While there are numerous reasons why agency businesses are struggling today, the underlying gravitational pull they’re fighting is this: marketing is migrating in-house.
That’s not to say that companies don’t still need or want help from external service providers. Or that there aren’t new and exciting opportunities in the services space.
They do, and there are.
But we’re witnessing a geological shift in the structure of the marketing industry. And the latest data from a study by DataXu, shown above, suggests that it’s crossing a tipping point.
The short version of the story:
In the glory days of Mad Men — which persisted well into the 21st century — the real meat of marketing, particularly in B2C, was in the hands of agencies. They drove strategy, creative, and operations for brand communications in a mass media world. The most important decision a CMO made? Selecting which agency to work with.
While vestigages of that era persist (insert arm waving about the millions of dollars still spent on traditional TV advertising here), the foundation of that model has been steadily crumbling as wave upon wave of digital disruption crashes against it:
- The explosion of digital touchpoints between companies and customers
- The empowerment of those customers through search and social media
- The resulting expansion of marketing from communications to experiences
- The acceleration of marketing’s clockspeed in a digitally malleable world
- The collapse of organizational silos to improve continuity across experiences
- The growing entanglement of product and marketing in a connected age
- The massive marketing technology landscape that enables all of this
- The treasure trove of data generated and leveraged by everything above
To deny these forces or their growing impact on the structure of the marketing industry is to resign yourself to the fate of The Innovator’s Dilemma.
Many of these trends I covered in my booklet, A New Brand of Marketing, a couple of years ago. (You can still download it as a free PDF if you wish — it ambitiously attempts to explain the remaking of modern marketing in a 30-minute read.)
All of these trends contribute to the shift of focus from agencies to in-house marketing capabilities.
Why? Because they’re all interconnected in the gestalt of customer experience.
Marketers simply can’t outsource customer experience wholesale the way they did brand communications.
Experience is too entwined in everything the company does — not just in marketing, but in product, sales, service.
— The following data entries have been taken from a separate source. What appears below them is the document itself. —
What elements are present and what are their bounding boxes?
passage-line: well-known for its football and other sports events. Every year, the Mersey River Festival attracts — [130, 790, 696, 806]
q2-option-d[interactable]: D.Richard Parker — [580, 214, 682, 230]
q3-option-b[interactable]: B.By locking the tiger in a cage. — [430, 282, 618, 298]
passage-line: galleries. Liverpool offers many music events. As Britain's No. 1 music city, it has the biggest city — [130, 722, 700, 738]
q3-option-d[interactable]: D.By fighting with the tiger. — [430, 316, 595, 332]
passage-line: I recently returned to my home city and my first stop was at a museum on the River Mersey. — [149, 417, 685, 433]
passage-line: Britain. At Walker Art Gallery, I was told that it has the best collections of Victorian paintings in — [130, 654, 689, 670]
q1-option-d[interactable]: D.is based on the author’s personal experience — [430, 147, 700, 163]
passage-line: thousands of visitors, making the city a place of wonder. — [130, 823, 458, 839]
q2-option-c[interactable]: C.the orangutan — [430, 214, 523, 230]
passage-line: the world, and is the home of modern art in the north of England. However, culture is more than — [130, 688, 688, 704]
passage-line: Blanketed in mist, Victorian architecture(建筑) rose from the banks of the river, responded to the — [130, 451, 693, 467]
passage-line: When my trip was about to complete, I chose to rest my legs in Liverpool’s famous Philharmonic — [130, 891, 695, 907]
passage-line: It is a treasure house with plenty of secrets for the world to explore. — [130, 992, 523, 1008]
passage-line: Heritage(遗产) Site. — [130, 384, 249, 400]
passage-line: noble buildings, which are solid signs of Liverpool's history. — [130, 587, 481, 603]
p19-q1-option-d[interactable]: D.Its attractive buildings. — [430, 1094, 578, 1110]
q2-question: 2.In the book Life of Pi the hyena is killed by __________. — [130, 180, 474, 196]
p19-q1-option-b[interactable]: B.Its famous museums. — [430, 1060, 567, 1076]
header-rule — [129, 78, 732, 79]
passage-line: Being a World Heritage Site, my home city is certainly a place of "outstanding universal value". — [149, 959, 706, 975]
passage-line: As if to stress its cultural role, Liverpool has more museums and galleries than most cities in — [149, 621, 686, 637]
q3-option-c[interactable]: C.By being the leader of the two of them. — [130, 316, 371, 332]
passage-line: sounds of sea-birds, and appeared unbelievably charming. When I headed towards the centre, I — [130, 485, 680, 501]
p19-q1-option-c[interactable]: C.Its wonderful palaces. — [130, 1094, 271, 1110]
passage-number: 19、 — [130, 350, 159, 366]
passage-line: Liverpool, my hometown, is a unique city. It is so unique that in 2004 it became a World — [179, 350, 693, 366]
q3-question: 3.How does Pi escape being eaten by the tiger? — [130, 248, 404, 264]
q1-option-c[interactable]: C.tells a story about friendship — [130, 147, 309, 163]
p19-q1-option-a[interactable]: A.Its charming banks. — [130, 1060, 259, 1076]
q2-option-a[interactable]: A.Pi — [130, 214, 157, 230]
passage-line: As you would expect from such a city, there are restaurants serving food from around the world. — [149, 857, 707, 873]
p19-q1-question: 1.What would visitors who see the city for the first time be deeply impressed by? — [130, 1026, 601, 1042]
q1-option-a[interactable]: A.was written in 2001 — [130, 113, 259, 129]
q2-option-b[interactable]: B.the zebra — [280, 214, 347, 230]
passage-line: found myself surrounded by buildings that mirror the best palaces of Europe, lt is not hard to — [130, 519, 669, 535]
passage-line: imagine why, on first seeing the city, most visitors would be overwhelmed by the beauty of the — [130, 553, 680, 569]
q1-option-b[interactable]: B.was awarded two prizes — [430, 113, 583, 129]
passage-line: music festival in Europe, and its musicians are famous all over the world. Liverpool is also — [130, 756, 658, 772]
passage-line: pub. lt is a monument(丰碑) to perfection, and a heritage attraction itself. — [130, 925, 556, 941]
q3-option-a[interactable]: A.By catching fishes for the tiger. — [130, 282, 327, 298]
It’s embedded into the company’s culture (or, more accurately, the culture is embedded into the experience). It bonds the company’s assets, from soft human capital to hard infrastructure, together into a cohesive whole.
Or at least it does when it’s done well.
Of course, that transformation is neither quick nor easy. Most companies I talk with are still in the middle of that journey. They’re wrestling with the inertia of the past and the unknowns of the future. Few outside of the digital natives (Amazon, Airbnb, Netflix, Uber, etc.) — who had the good fortune of being born this way — have attained this new level of being.
But they’re working on it. And as part of that, they’re recruiting and developing the talent in-house necessary to build experience-led marketing capabilities as core competencies.
Now, I know, this high-level talk of “experience” is all grand and exciting. But can it justify reengineering the marketing budget today, to move agency spend in-house?
This study from DataXu — which you should download a copy for yourself — reveals the real-world justifications marketers are using to move martech and adtech in-house:
The top benefits marketers believe they achieve by moving martech/adtech in-house:
- It’s more cost-effective (top reason for both martech and adtech)
- It offers greater transparency
- It delivers better results on marketing campaigns
- It gives advertisers direct access to their own data
These are pragmatic reasons why more than half of the marketers in this survey report they are expecting to move more martech and adtech in-house over the next 12 months. Only 10% expect to manage less of their technology in-house in the year ahead.
The infrastructure moves in-house. Which brings the data in-house. Which brings the talent in-house. These are all steps along the path to remaking marketing’s internal capabilities. Step by step, the grand journey of the “experience” transformation of marketing is being taken.
The Great Marketing Migration is proceeding apace.
P.S. While I am skeptical of the survival of “agencies” as we knew them, I firmly belive that there are many, many exciting opportunities for service providers in this new world.
In the short term, there is tremendous demand from companies for help with this transition and transformation, which will be a major market for many years to come. Some agencies and consulting firms are having phenomenal success with this today.
Over the longer term, in an age of exponential dynamics, organizations of every kind are likely to seek more specialized on-demand services to better support agile scalability. There are a multitude of interesting opportunities for service providers to blend more data and software into their offerings — algorithmically-enhanced service providers. And there are fascinating models that blend agency services with recruitment and training services into new kinds of talent foundries and human capital renewal centers.
And, of course, there will always been an evergreen field for management consulting.
If we understand where the migration is headed, we can be there to serve it.